The seagulls were now shapeless. He glanced although he did not want to, and felt it was nothing more than a horrible nightmare. They spanned an entire sea, now engraved by white feathers and blocked out in their shadows. Perhaps it was an act of mercy, in that they wished to prevent the torture- the view of these sailors, these rough waters greeting infinity with each collapsed lung. Mercy could be noted as rather beautiful in a frame, and Mark had taught himself as such. Mercy was a sight to behold, not a complacent one battered into shape with lenses and filters and editing- though he cherished this too.

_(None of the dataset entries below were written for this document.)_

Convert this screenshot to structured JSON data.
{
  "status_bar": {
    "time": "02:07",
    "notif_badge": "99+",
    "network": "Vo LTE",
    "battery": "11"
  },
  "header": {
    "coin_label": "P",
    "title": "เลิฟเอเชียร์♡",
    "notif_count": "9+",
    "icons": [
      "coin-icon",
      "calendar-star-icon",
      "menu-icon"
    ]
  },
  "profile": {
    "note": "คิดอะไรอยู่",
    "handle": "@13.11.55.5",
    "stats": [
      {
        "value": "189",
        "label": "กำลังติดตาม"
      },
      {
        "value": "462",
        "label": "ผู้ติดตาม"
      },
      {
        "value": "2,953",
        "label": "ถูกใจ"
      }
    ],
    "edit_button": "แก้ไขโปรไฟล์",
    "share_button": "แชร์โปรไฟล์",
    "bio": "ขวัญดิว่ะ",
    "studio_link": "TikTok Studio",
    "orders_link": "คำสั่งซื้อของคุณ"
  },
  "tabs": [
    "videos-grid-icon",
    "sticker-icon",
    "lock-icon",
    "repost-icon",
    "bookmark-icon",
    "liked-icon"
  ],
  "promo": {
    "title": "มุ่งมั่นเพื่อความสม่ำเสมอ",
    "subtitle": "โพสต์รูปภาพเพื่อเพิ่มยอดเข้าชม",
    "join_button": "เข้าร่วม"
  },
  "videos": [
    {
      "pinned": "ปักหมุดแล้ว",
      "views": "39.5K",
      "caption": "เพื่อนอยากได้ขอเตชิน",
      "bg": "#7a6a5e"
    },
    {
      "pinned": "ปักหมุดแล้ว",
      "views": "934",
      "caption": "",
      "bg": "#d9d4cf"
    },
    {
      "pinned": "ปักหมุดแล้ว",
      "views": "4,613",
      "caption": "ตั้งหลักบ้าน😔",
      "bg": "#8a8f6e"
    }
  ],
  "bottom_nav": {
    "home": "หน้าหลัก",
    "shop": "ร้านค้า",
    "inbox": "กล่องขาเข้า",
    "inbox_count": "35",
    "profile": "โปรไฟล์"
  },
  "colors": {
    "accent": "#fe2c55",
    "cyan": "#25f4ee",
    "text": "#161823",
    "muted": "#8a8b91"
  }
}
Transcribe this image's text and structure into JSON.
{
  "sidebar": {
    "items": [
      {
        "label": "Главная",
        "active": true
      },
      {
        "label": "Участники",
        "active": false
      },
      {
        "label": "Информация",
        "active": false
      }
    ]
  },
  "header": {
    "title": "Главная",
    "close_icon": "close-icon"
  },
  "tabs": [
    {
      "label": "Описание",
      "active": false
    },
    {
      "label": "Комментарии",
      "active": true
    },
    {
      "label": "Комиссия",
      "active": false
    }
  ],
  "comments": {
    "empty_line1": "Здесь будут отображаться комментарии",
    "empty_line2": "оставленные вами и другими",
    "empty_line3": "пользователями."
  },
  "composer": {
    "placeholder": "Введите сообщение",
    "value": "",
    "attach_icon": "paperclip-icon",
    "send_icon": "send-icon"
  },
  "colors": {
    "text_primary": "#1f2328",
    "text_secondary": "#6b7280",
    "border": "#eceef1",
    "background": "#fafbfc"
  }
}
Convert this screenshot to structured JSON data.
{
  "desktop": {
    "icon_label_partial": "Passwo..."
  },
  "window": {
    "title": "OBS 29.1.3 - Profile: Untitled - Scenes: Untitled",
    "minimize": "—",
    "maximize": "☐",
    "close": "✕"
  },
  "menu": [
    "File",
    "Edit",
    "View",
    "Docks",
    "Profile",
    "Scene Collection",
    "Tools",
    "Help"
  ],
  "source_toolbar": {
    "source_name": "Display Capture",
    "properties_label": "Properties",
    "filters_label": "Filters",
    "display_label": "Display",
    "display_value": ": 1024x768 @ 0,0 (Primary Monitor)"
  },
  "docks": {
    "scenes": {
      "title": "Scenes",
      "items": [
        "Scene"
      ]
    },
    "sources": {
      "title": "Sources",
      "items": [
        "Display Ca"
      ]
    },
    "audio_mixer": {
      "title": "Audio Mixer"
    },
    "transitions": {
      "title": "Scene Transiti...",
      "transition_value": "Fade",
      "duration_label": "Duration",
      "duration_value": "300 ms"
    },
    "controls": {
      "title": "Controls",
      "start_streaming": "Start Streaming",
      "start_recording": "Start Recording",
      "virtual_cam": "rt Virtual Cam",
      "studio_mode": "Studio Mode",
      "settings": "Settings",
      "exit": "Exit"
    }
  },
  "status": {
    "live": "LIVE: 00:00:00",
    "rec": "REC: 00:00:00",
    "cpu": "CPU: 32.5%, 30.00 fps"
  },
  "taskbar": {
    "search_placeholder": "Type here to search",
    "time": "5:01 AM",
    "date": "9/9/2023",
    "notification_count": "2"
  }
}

One shot. His feet ground against a rubber ring, thin and sallow. His stomach prickled, and he paused once to wretch against the wall which partitioned him from the rock and its bird cut fungus. He could soar from such a vision, and he knew this too, always knowing things, unrecognised scholarly art type Mark Lee, bless his soul until it could soar on this photo-!
In recollection, he could admit that something had come over him, and with instantaneous pleasure his camera was pointed and focused automatically, flash unearthed in its little plastic box, and the lense dilated until it had pulled the vision to its core.
The picture oddly took a moment to load. While it unravelled from the back screen, Mark failed to look away for a mere second, since it seemed as though he was too close to death.
Swarmed by monochrome beaks, there crouched a boy, drowned twice and still alive, his sailor’s uniform disrupting in the wind, his eyes but pitch black dots.